O voto de Nunes Marques
Em nova sessão virtual de julgamento, de 26 de maio a 2 de junho, Nunes Marques apresentou seu voto. No mérito, acompanhou o relator, também acolhendo o pedido da Ansemp e declarando inconstitucional o artigo 12 da Lei 11.023/2019.
“Examinada a lei em tela, nota-se que o número de cargos em comissão existentes depois de editada a Lei n. 11.023/2019 (512 cargos) representa mais de 99% do número de cargos efetivos (517), o que acaba por distanciar-se, conforme delineado tanto pelo Relator como pelo ministro Alexandre de Moraes, do mandamento constitucional do concurso público, previsto no art. 37, II e V, da Constituição da República”, afirmou o ministro.
O inciso V do artigo 37 determina que os cargos em comissão “destinam-se apenas às atribuições de direção, chefia e assessoramento”. “Não é razoável cogitar que, do total de servidores, quase a metade estará a desempenhar atribuições de direção, chefia ou assessoramento. Daí por que a Constituição da República, conquanto reconheça a relevância dos mencionados cargos, afasta essa possibilidade”, ponderou Nunes Marques.
O ministro, entretanto, sugeriu “solução diversa para o caso”, tentando ser salomônico.
“Feitas tais considerações, reconheço haver sérias dificuldades, das mais diversas ordens, quanto ao provimento de referidos cargos, seja por concurso, seja em comissão. O próprio Ministério Público do Espírito Santo ressaltou múltiplas dificuldades de natureza orçamentária, como a alusiva à abertura de concurso público para o provimento de cargos mediante concurso”, anotou Nunes Marques, citando ainda “questões de logística”:
“Não são raros os pedidos de remoção de servidores aprovados, inicialmente, em comarcas distantes, para outras, mais próximas às capitais. Esse fato pode interferir no trabalho realizado pelos membros do Parquet [o MPES], mormente naquelas comarcas mais distantes”.

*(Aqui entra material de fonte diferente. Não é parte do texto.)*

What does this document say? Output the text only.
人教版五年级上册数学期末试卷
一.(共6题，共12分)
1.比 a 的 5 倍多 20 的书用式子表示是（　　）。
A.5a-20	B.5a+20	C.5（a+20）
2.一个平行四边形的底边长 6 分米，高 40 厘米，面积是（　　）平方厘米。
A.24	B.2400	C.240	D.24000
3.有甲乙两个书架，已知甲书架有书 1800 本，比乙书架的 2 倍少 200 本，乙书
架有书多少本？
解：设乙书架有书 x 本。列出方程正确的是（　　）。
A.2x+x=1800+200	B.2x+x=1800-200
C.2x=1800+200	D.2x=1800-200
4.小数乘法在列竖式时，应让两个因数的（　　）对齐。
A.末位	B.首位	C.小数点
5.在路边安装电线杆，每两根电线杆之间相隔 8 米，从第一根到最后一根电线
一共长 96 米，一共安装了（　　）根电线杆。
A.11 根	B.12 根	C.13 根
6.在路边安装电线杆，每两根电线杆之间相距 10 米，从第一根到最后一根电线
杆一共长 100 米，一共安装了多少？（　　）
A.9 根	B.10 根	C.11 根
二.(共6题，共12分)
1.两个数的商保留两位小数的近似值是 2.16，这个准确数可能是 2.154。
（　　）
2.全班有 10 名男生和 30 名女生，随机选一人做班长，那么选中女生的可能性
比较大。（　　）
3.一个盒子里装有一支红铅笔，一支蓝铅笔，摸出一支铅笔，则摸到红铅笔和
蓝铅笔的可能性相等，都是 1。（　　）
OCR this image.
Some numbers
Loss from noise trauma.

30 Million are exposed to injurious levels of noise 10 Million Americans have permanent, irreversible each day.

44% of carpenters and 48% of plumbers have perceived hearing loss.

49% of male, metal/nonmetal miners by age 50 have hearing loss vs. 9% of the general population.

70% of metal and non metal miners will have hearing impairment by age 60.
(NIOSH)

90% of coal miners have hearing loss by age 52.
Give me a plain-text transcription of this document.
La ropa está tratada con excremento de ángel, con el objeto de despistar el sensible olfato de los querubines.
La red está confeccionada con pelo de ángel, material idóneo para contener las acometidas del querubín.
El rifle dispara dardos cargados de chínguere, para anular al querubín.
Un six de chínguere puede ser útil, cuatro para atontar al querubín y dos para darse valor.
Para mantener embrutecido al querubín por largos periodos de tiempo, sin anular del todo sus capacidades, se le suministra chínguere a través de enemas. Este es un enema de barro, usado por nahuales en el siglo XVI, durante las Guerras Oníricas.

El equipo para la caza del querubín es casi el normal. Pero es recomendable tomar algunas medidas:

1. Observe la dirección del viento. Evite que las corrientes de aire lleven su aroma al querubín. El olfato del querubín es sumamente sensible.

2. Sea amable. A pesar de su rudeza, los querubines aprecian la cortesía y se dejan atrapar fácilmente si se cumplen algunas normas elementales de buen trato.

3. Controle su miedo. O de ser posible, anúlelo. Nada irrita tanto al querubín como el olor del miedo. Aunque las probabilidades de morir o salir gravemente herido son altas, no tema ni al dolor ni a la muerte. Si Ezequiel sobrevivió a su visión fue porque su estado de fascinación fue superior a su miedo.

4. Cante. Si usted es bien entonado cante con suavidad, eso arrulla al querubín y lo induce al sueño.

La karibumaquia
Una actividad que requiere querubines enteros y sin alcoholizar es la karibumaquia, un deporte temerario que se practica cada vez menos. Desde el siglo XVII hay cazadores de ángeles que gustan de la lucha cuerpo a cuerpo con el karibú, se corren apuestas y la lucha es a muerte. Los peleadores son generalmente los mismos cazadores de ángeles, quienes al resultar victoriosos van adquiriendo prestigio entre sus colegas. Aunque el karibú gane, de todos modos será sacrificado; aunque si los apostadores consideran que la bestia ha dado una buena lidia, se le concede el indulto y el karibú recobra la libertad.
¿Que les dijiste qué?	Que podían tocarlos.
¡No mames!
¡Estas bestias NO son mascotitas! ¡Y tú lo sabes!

O ministro ainda argumentou que o Judiciário não deve interferir demais no que o Legislativo aprova:
“Ademais, considero necessário privilegiar o processo legislativo e as opções políticas. O Judiciário deve exercer seu papel dentro de certas balizas traçadas pela Carta da República, entre as quais se insere o princípio da separação dos poderes. Assim, é preciso autocontenção na atuação jurisdicional, em respeito, conforme tenho defendido, ao princípio da separação dos poderes, corolário do sistema de freios e contrapesos, ou checks and balances”.
No fim das contas, Nunes Marques acompanhou o relator quanto à inconstitucionalidade, mas sugeriu “que seja observada a proporção de 70% dos cargos de provimento efetivo para 30% de cargos em comissão providos, que reputo atender ao princípio da proporcionalidade e ao disposto no art. 37, II e V, da Lei Maior”.

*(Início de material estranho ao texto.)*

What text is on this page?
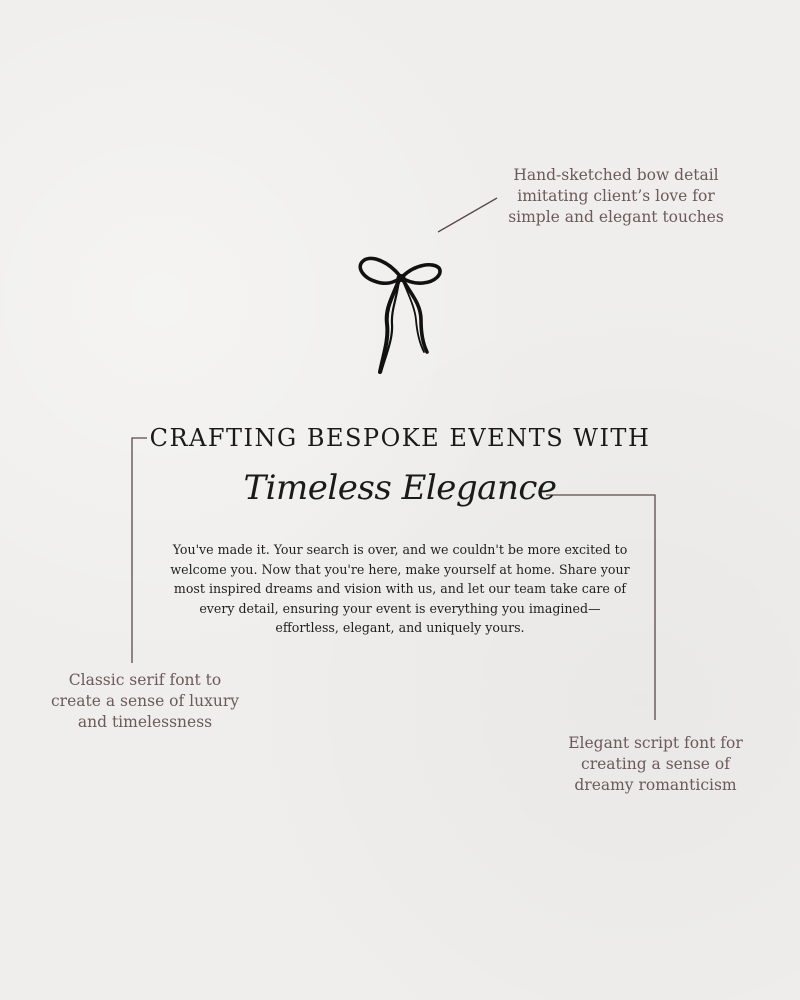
Hand-sketched bow detail
imitating client’s love for
simple and elegant touches
CRAFTING BESPOKE EVENTS WITH
Timeless Elegance
You've made it. Your search is over, and we couldn't be more excited to
welcome you. Now that you're here, make yourself at home. Share your
most inspired dreams and vision with us, and let our team take care of
every detail, ensuring your event is everything you imagined—
effortless, elegant, and uniquely yours.
Classic serif font to
create a sense of luxury
and timelessness
Elegant script font for
creating a sense of
dreamy romanticism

Quanto ao prazo para isso, ele também optou por um meio-termo: “Considerando, ainda, ser necessário adequar a estrutura do Ministério Público Estadual aos parâmetros ora fixados, proponho a modulação dos efeitos para que a decisão tenha eficácia após decorrido o prazo de dezoito meses a contar da publicação do acórdão. É como voto”.
Após o voto de Nunes Marques, o ministro Gilmar Mendes acompanhou integralmente o voto de Fachin. Em seguida, Luiz Fux pediu vista dos autos. Pela nova regra que tem sido seguida no Supremo, ele tem até três meses para devolver o processo com seu voto.
Faltarão, assim, só o dele, o de André Mendonça e o de Rosa Weber.